The key grew tighter and tighter to turn. The figure trembled, his rough-hewn face jerking almost with violence. How apt, she thought, then let the key go.

For a moment nothing happened. The virile iron man quivered, and then slowly the gears started turning. The plates slid back upon each other, revealing a swift glimpse of the cogs within. Then a creature began to form, just as wild and fierce as the iron man had been.

Mandeville sucked in a breath. Lena watched his face as he tugged his magnifying glassicals up and peered closer. “My goodness, Lena! It’s incredible. Look at it transform! One moment a man, the next a wolf.”

She put her hand on his. “Wait.”

Breathlessly they both watched as the wolf slid back into the man, the clockwork gears grinding slower and slower, until finally it stopped, caught in transition, the man’s face scowling out over a hint of the wolf’s jaws.

“Well? What do you think?”

Mandeville let out his breath and cleaned his glassicals. “You truly have a gift, my dear. This is beyond compare. Beyond!” Her heart swelled, until she saw him shake his head. “However, you’ll never sell it. What on earth possessed you to create such a thing? The Echelon will have you thrown in the dungeons of the Ivory Tower!”

“Maybe a year ago,” she replied, glancing over her shoulder at Mrs. Wade. Her voice dropped. “Times are changing, Mr. Mandeville. There’s talk of the Scandinavian Empire sending an embassy to London.”

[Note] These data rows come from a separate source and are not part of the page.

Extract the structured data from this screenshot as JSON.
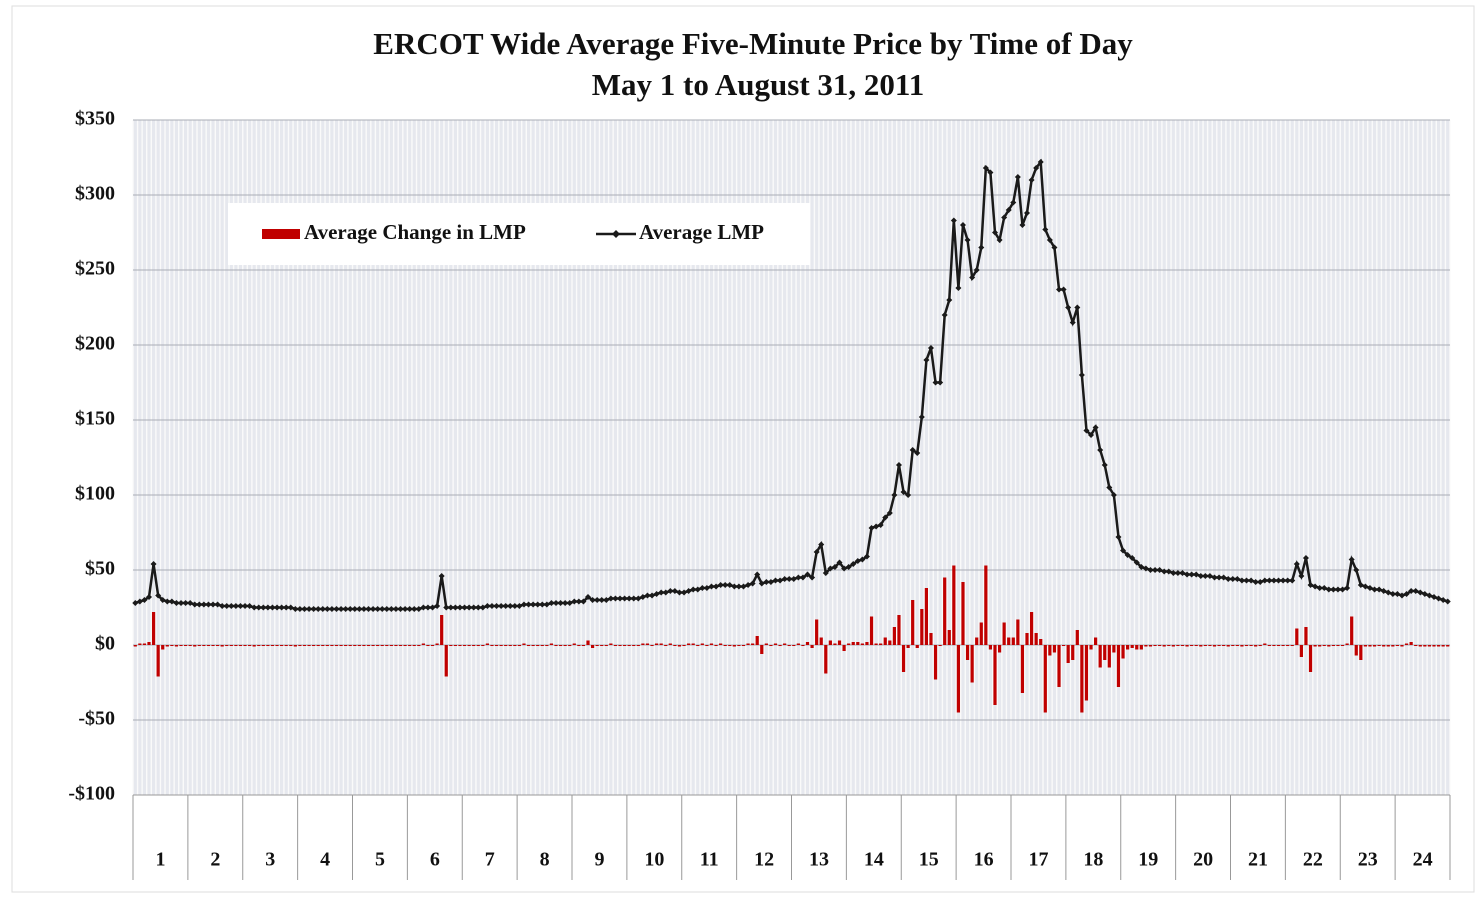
{
  "chart_data": {
    "type": "bar_line",
    "title": "ERCOT Wide Average Five-Minute Price by Time of Day",
    "subtitle": "May 1 to August 31, 2011",
    "categories": [
      null,
      null,
      null,
      null,
      null,
      "1",
      null,
      null,
      null,
      null,
      null,
      null,
      null,
      null,
      null,
      null,
      null,
      "2",
      null,
      null,
      null,
      null,
      null,
      null,
      null,
      null,
      null,
      null,
      null,
      "3",
      null,
      null,
      null,
      null,
      null,
      null,
      null,
      null,
      null,
      null,
      null,
      "4",
      null,
      null,
      null,
      null,
      null,
      null,
      null,
      null,
      null,
      null,
      null,
      "5",
      null,
      null,
      null,
      null,
      null,
      null,
      null,
      null,
      null,
      null,
      null,
      "6",
      null,
      null,
      null,
      null,
      null,
      null,
      null,
      null,
      null,
      null,
      null,
      "7",
      null,
      null,
      null,
      null,
      null,
      null,
      null,
      null,
      null,
      null,
      null,
      "8",
      null,
      null,
      null,
      null,
      null,
      null,
      null,
      null,
      null,
      null,
      null,
      "9",
      null,
      null,
      null,
      null,
      null,
      null,
      null,
      null,
      null,
      null,
      null,
      "10",
      null,
      null,
      null,
      null,
      null,
      null,
      null,
      null,
      null,
      null,
      null,
      "11",
      null,
      null,
      null,
      null,
      null,
      null,
      null,
      null,
      null,
      null,
      null,
      "12",
      null,
      null,
      null,
      null,
      null,
      null,
      null,
      null,
      null,
      null,
      null,
      "13",
      null,
      null,
      null,
      null,
      null,
      null,
      null,
      null,
      null,
      null,
      null,
      "14",
      null,
      null,
      null,
      null,
      null,
      null,
      null,
      null,
      null,
      null,
      null,
      "15",
      null,
      null,
      null,
      null,
      null,
      null,
      null,
      null,
      null,
      null,
      null,
      "16",
      null,
      null,
      null,
      null,
      null,
      null,
      null,
      null,
      null,
      null,
      null,
      "17",
      null,
      null,
      null,
      null,
      null,
      null,
      null,
      null,
      null,
      null,
      null,
      "18",
      null,
      null,
      null,
      null,
      null,
      null,
      null,
      null,
      null,
      null,
      null,
      "19",
      null,
      null,
      null,
      null,
      null,
      null,
      null,
      null,
      null,
      null,
      null,
      "20",
      null,
      null,
      null,
      null,
      null,
      null,
      null,
      null,
      null,
      null,
      null,
      "21",
      null,
      null,
      null,
      null,
      null,
      null,
      null,
      null,
      null,
      null,
      null,
      "22",
      null,
      null,
      null,
      null,
      null,
      null,
      null,
      null,
      null,
      null,
      null,
      "23",
      null,
      null,
      null,
      null,
      null,
      null,
      null,
      null,
      null,
      null,
      null,
      "24",
      null,
      null,
      null,
      null,
      null,
      null
    ],
    "series": [
      {
        "name": "Average Change in LMP",
        "type": "bar",
        "color": "#c00000",
        "values": [
          -1,
          1,
          1,
          2,
          22,
          -21,
          -3,
          -1,
          0,
          -1,
          0,
          0,
          0,
          -1,
          0,
          0,
          0,
          0,
          0,
          -1,
          0,
          0,
          0,
          0,
          0,
          0,
          -1,
          0,
          0,
          0,
          0,
          0,
          0,
          0,
          0,
          -1,
          0,
          0,
          0,
          0,
          0,
          0,
          0,
          0,
          0,
          0,
          0,
          0,
          0,
          0,
          0,
          0,
          0,
          0,
          0,
          0,
          0,
          0,
          0,
          0,
          0,
          0,
          0,
          1,
          0,
          0,
          1,
          20,
          -21,
          0,
          0,
          0,
          0,
          0,
          0,
          0,
          0,
          1,
          0,
          0,
          0,
          0,
          0,
          0,
          0,
          1,
          0,
          0,
          0,
          0,
          0,
          1,
          0,
          0,
          0,
          0,
          1,
          0,
          0,
          3,
          -2,
          0,
          0,
          0,
          1,
          0,
          0,
          0,
          0,
          0,
          0,
          1,
          1,
          0,
          1,
          1,
          0,
          1,
          0,
          -1,
          0,
          1,
          1,
          0,
          1,
          0,
          1,
          0,
          1,
          0,
          0,
          -1,
          0,
          0,
          1,
          1,
          6,
          -6,
          1,
          0,
          1,
          0,
          1,
          0,
          0,
          1,
          0,
          2,
          -2,
          17,
          5,
          -19,
          3,
          1,
          3,
          -4,
          1,
          2,
          2,
          1,
          2,
          19,
          1,
          1,
          5,
          3,
          12,
          20,
          -18,
          -2,
          30,
          -2,
          24,
          38,
          8,
          -23,
          0,
          45,
          10,
          53,
          -45,
          42,
          -10,
          -25,
          5,
          15,
          53,
          -3,
          -40,
          -5,
          15,
          5,
          5,
          17,
          -32,
          8,
          22,
          8,
          4,
          -45,
          -7,
          -5,
          -28,
          0,
          -12,
          -10,
          10,
          -45,
          -37,
          -3,
          5,
          -15,
          -10,
          -15,
          -5,
          -28,
          -9,
          -3,
          -2,
          -3,
          -3,
          -1,
          -1,
          0,
          0,
          -1,
          0,
          -1,
          0,
          0,
          -1,
          0,
          0,
          -1,
          0,
          0,
          -1,
          0,
          0,
          -1,
          0,
          0,
          -1,
          0,
          0,
          -1,
          0,
          1,
          0,
          0,
          0,
          0,
          0,
          0,
          11,
          -8,
          12,
          -18,
          -1,
          -1,
          0,
          -1,
          0,
          0,
          0,
          1,
          19,
          -7,
          -10,
          -1,
          -1,
          -1,
          0,
          -1,
          -1,
          -1,
          0,
          -1,
          1,
          2,
          0,
          -1,
          -1,
          -1,
          -1,
          -1,
          -1,
          -1
        ]
      },
      {
        "name": "Average LMP",
        "type": "line",
        "color": "#1a1a1a",
        "values": [
          28,
          29,
          30,
          32,
          54,
          33,
          30,
          29,
          29,
          28,
          28,
          28,
          28,
          27,
          27,
          27,
          27,
          27,
          27,
          26,
          26,
          26,
          26,
          26,
          26,
          26,
          25,
          25,
          25,
          25,
          25,
          25,
          25,
          25,
          25,
          24,
          24,
          24,
          24,
          24,
          24,
          24,
          24,
          24,
          24,
          24,
          24,
          24,
          24,
          24,
          24,
          24,
          24,
          24,
          24,
          24,
          24,
          24,
          24,
          24,
          24,
          24,
          24,
          25,
          25,
          25,
          26,
          46,
          25,
          25,
          25,
          25,
          25,
          25,
          25,
          25,
          25,
          26,
          26,
          26,
          26,
          26,
          26,
          26,
          26,
          27,
          27,
          27,
          27,
          27,
          27,
          28,
          28,
          28,
          28,
          28,
          29,
          29,
          29,
          32,
          30,
          30,
          30,
          30,
          31,
          31,
          31,
          31,
          31,
          31,
          31,
          32,
          33,
          33,
          34,
          35,
          35,
          36,
          36,
          35,
          35,
          36,
          37,
          37,
          38,
          38,
          39,
          39,
          40,
          40,
          40,
          39,
          39,
          39,
          40,
          41,
          47,
          41,
          42,
          42,
          43,
          43,
          44,
          44,
          44,
          45,
          45,
          47,
          45,
          62,
          67,
          48,
          51,
          52,
          55,
          51,
          52,
          54,
          56,
          57,
          59,
          78,
          79,
          80,
          85,
          88,
          100,
          120,
          102,
          100,
          130,
          128,
          152,
          190,
          198,
          175,
          175,
          220,
          230,
          283,
          238,
          280,
          270,
          245,
          250,
          265,
          318,
          315,
          275,
          270,
          285,
          290,
          295,
          312,
          280,
          288,
          310,
          318,
          322,
          277,
          270,
          265,
          237,
          237,
          225,
          215,
          225,
          180,
          143,
          140,
          145,
          130,
          120,
          105,
          100,
          72,
          63,
          60,
          58,
          55,
          52,
          51,
          50,
          50,
          50,
          49,
          49,
          48,
          48,
          48,
          47,
          47,
          47,
          46,
          46,
          46,
          45,
          45,
          45,
          44,
          44,
          44,
          43,
          43,
          43,
          42,
          42,
          43,
          43,
          43,
          43,
          43,
          43,
          43,
          54,
          46,
          58,
          40,
          39,
          38,
          38,
          37,
          37,
          37,
          37,
          38,
          57,
          50,
          40,
          39,
          38,
          37,
          37,
          36,
          35,
          34,
          34,
          33,
          34,
          36,
          36,
          35,
          34,
          33,
          32,
          31,
          30,
          29
        ]
      }
    ],
    "ylim": [
      -100,
      350
    ],
    "yticks": [
      {
        "value": -100,
        "label": "-$100"
      },
      {
        "value": -50,
        "label": "-$50"
      },
      {
        "value": 0,
        "label": "$0"
      },
      {
        "value": 50,
        "label": "$50"
      },
      {
        "value": 100,
        "label": "$100"
      },
      {
        "value": 150,
        "label": "$150"
      },
      {
        "value": 200,
        "label": "$200"
      },
      {
        "value": 250,
        "label": "$250"
      },
      {
        "value": 300,
        "label": "$300"
      },
      {
        "value": 350,
        "label": "$350"
      }
    ],
    "grid": true,
    "legend": "top-left"
  }
}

Mr. Mandeville stilled. “Where did you hear that?”

“There’s a loose grate…in the ceiling of my guardian’s study,” she admitted. “I often do some of my work in the solar above.”

A conspiratorial smile. As though her ingenuity had surprised him.

“Leo was entertaining the dukes of Malloryn and Goethe yesterday morning. It’s not common knowledge yet, but the Council is concerned.”

Mandeville leaned closer, peering at the clockwork transformational through his glassicals. His attention, however, was all upon her. “I still don’t see how this changes matters. The Echelon exterminated the Scottish verwulfen clans at Culloden. This…this piece stirs dangerous sentiments toward an ancient enemy.”